In a world of global tech platforms ever increasing their power and domination, protecting human rights, data privacy and digital identity in a world of artificial intelligence will be next to impossible. This is what at the Last Futurist we refer to the “Future Sin” impact of the future of technology.

The automation of jobs begins in the platform wars where massive wealth gaps and wealth inequality are accelerated, creating decades of future institutional inequality where Capitalism becomes distorted without a massive shift in regulatory frameworks and a complete reformation of capitalism and democracy in the era of artificial intelligence.

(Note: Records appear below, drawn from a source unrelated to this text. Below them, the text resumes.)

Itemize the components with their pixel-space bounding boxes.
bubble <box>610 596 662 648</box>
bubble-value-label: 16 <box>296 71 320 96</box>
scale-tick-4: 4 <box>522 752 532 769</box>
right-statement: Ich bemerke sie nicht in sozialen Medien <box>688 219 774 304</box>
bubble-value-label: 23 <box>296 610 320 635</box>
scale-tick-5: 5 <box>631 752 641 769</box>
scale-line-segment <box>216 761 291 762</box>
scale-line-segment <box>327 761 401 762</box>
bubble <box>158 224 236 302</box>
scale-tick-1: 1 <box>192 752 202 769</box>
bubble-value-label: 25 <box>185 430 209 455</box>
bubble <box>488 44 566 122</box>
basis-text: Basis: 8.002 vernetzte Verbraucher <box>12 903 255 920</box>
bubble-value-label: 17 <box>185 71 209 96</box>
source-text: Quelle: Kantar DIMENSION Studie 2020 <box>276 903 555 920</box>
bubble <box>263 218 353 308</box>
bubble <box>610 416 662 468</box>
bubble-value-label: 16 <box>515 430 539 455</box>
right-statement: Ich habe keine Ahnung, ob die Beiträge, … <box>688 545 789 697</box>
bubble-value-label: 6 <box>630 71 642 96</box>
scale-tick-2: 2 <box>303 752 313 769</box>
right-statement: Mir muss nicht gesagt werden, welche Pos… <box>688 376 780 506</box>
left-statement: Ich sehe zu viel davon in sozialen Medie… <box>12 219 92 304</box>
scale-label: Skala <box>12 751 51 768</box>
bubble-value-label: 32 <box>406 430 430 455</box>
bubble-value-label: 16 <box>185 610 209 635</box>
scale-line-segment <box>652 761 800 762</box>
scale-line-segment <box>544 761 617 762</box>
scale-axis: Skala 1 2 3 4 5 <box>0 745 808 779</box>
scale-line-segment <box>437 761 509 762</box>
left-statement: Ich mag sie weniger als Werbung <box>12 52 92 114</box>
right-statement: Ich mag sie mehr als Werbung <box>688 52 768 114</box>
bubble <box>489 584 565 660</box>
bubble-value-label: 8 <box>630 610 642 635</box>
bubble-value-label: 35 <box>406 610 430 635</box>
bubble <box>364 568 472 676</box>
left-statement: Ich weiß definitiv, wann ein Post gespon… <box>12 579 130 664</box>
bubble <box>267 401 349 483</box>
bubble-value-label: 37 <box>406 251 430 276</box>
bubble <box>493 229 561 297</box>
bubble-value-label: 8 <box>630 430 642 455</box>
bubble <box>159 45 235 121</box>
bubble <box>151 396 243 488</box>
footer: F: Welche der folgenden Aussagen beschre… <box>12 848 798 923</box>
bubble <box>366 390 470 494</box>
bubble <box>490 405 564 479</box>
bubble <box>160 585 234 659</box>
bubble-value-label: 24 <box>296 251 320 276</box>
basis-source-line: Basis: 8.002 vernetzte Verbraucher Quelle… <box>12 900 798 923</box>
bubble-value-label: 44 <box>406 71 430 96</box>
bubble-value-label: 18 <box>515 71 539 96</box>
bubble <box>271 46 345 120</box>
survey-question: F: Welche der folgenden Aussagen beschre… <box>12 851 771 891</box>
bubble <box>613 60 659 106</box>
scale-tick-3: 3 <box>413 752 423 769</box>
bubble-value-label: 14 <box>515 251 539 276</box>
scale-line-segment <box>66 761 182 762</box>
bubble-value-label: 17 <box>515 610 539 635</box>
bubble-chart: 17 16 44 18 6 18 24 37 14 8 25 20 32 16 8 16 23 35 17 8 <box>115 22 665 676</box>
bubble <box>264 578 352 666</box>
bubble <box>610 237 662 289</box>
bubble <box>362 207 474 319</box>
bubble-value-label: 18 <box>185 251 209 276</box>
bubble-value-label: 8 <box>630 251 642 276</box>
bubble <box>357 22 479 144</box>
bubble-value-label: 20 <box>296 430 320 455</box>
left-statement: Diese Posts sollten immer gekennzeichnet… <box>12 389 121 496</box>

Wealth equality won’t be achieved and massive wealth gaps won’t be reduced without a major overhaul of Silicon Valley with antitrust regulation and cleaning up the distortions in the stock market.

America’s Failure in Anti-Trust: What it Means for the Future

Furthermore, the U.S. won’t be able to compete with China without a significant reduction in the stockpiling of talent in the most profitable platforms since this stunts real innovation outside of the duopolies in such areas as Cloud computing, digital advertising and the future of AI which are by far the most profitable sectors in technology.

To catch the summary of Tim Bray’s interview go here. In June, he suggested in a blog post that Amazon might choose to proactively split off AWS from the company as an effort to get ahead of looming antitrust scrutiny. The conflict of interest that AWS has become for potential competitors of Amazon in E-commerce or digital advertising has already become clear I think.

In addition to the companies that I mention above you can make a good case for breaking up the one platform to rule them all of course, called Apple too (update: I added it to the list). It’s not just a question however of fair market competition in capitalism, but one of national security and human rights in an age of AI. Let’s then just state the obvious guilt complex of Silicon Valley employees:

The dangerous platform technology companies of Silicon Valley have of course spawned a Chinese tech dynasty of state sponsored military collaborating companies that will supersede American companies in the evolution for surveillance capitalism where the winner will write the AI rules for the 21st century such as Alibaba, Huawei, ByteDance, Tencent, Ant Group, Baidu, Meituan, Didi, among others.